Several method for transforming real data were described that are more efficient than directly using a complex FFT. A complex FFT can be used for real data by artificially creating a complex input from two sections of real input. An alternative and slightly more efficient method is to construct a special FFT that utilizes the symmetries at each stage.

As computers move to multiprocessors and multicore, writing and maintaining efficient programs becomes more and more difficult. The highly structured form of FFTs allows automatic generation of very efficient programs that are tailored specifically to a particular DSP or computer architecture.

For high-speed convolution, the traditional use of the FFT or PFA with blocking is probably the fastest method although rectangular transforms, distributed arithmetic, or number theoretic transforms may have a future with special VLSI hardware.
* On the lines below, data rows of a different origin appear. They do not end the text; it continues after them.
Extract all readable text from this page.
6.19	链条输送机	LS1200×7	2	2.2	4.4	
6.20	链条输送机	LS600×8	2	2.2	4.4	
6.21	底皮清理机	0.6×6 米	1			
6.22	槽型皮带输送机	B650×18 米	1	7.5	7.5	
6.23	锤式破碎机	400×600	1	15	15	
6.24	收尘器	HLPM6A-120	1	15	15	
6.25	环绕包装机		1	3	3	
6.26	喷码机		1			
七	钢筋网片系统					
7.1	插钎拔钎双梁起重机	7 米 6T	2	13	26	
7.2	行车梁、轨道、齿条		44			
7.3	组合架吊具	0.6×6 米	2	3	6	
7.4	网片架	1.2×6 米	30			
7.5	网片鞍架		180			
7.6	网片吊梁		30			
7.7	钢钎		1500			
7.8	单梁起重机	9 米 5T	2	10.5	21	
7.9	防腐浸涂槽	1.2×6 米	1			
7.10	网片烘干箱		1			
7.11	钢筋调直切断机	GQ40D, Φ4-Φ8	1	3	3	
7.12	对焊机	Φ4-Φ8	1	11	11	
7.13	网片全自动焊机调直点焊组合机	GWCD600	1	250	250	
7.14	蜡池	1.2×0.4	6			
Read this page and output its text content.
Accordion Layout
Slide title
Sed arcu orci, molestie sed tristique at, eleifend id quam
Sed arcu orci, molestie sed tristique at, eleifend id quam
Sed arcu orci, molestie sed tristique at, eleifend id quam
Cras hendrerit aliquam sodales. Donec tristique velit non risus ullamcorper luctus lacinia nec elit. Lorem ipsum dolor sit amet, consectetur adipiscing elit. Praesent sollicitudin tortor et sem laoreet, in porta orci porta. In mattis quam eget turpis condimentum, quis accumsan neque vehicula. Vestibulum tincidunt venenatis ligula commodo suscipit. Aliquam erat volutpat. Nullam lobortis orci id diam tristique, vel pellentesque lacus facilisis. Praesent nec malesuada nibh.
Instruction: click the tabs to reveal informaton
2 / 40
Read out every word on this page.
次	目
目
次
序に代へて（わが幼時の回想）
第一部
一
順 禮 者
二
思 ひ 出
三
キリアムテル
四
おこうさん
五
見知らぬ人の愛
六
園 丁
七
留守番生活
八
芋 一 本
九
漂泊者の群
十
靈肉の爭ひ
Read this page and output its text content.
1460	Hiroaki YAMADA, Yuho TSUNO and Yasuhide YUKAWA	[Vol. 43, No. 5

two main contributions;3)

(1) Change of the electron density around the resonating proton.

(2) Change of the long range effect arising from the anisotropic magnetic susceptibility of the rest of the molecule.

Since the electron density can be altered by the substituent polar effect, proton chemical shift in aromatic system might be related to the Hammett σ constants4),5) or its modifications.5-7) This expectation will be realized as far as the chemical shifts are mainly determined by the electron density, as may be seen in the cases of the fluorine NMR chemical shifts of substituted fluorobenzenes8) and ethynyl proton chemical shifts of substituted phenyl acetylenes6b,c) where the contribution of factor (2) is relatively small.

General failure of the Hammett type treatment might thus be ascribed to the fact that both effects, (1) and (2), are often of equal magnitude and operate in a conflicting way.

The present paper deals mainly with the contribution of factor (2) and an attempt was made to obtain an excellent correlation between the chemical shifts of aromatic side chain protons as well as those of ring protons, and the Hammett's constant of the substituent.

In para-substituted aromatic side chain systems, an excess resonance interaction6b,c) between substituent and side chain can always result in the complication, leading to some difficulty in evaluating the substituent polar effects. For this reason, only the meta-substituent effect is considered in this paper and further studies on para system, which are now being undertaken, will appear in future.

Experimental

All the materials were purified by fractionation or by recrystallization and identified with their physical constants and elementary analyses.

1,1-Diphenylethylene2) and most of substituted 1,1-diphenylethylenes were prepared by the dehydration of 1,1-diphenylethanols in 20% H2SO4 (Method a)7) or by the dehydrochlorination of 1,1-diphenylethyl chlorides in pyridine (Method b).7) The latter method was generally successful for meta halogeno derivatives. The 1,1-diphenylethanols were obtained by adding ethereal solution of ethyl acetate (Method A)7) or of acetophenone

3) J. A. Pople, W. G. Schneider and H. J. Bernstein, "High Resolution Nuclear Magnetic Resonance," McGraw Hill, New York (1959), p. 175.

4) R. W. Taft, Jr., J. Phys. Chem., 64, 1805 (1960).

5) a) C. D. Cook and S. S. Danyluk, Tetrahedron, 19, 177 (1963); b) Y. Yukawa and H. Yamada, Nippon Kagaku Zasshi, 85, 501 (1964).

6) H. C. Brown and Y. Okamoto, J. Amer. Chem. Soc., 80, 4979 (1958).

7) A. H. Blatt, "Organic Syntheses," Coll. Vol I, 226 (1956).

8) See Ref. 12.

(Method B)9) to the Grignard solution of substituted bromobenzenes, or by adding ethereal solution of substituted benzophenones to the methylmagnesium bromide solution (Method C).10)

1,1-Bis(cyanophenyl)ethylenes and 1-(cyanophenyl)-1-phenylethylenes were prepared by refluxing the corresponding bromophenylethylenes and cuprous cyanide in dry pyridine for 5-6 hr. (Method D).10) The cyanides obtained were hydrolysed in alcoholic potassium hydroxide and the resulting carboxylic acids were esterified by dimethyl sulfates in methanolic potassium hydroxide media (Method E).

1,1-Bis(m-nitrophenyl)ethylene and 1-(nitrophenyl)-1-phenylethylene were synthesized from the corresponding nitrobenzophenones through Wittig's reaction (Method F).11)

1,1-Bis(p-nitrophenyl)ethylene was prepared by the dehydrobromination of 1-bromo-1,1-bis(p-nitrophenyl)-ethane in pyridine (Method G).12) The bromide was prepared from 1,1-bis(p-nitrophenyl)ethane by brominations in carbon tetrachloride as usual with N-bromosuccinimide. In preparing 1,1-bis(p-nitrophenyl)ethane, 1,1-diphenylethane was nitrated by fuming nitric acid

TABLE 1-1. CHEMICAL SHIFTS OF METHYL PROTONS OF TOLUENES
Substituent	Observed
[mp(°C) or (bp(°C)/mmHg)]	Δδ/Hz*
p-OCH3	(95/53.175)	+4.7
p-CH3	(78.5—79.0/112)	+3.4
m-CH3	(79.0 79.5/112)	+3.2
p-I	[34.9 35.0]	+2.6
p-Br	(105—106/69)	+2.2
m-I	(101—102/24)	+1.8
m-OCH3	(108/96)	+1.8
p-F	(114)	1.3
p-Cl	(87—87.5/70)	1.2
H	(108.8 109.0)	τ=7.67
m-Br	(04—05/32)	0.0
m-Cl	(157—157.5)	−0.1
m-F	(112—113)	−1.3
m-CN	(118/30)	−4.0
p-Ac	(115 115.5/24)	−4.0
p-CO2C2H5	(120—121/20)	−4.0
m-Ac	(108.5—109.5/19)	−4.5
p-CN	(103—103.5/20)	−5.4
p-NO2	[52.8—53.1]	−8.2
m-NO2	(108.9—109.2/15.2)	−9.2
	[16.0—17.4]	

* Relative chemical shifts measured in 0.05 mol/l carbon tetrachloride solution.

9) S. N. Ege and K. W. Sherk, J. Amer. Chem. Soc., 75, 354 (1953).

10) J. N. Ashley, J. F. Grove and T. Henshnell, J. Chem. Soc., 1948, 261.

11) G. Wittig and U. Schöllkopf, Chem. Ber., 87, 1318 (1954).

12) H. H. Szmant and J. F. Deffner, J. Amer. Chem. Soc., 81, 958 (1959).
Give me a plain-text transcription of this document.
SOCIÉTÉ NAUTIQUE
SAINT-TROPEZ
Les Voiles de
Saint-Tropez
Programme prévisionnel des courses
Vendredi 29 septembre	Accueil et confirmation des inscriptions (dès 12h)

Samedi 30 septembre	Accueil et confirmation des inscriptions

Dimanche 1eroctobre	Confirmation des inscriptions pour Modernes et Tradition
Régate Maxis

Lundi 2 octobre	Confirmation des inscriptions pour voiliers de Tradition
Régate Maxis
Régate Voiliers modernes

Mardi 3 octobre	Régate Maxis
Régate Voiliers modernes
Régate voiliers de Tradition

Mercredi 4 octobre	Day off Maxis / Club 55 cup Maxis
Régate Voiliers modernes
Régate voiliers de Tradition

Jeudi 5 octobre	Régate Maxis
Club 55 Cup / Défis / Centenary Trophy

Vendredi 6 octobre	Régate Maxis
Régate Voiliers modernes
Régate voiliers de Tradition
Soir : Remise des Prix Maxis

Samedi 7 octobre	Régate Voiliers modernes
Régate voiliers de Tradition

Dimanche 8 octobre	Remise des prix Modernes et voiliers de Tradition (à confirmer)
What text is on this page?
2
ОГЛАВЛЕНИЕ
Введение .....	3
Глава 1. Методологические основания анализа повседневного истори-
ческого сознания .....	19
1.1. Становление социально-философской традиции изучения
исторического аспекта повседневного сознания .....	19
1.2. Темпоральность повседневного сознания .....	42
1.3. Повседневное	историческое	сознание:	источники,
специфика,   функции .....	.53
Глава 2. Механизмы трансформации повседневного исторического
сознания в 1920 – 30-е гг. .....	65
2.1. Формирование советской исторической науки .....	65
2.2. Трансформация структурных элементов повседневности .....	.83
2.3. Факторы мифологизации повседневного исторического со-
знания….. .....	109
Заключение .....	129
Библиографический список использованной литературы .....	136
The ideas presented in these notes can also be applied to the calculation of the discrete Hartley transform [6], [2], the discrete cosine transform [3], [7], and to number theoretic transforms [1], [4], [5].

There are many areas for future research. The relationship of hardware to algorithms, the proper use of multiple processors, the proper design and use of array processors and vector processors are all open. There are still many unanswered questions in multi-dimensional algorithms where a simple extension of one-dimensional methods will not suffice.

References

  1. Blahut, Richard E. (1985). Fast Algorithms for Digital Signal Processing. Reading, Mass.: Addison-Wesley.
  2. Duhamel, P. and Vetterli, M. (1986, April). Cyclic Convolution of Real Sequences: Hartley versus Fourier and New Schemes. Proceedings of the IEEE International Conference on Acoustics, Speech, and Signal Processing (ICASSP-86), 6.5.
  3. Elliott, D. F. and Rao, K. F. (1982). Fast Transforms: Algorithms, Analyses and Applications. New York: Academic Press.
  4. McClellan, J. H. and Rader, C. M. (1979). Number Theory in Digital Signal Processing. Englewood Cliffs, NJ: Prentice-Hall.
  5. Nussbaumer, H. J. (1981, 1982). Fast Fourier Transform and Convolution Algorithms. (Second). Heidelberg, Germany: Springer-Verlag.
  6. Sorensen, H. V. and Jones, D. L. and Burrus, C. S. and Heideman, M. T. (1985, October). On Computing the Discrete Hartley Transform. IEEE Transactions on Acoustics, Speech, and Signal Processing, 33(5), 1231–1238.
  7. Vetterli, Martin and Nussbaumer, H. J. (1984, August). Simple FFT and DCT Algorithms with Reduced Number of Operations. Signal Processing, 6(4), 267–278.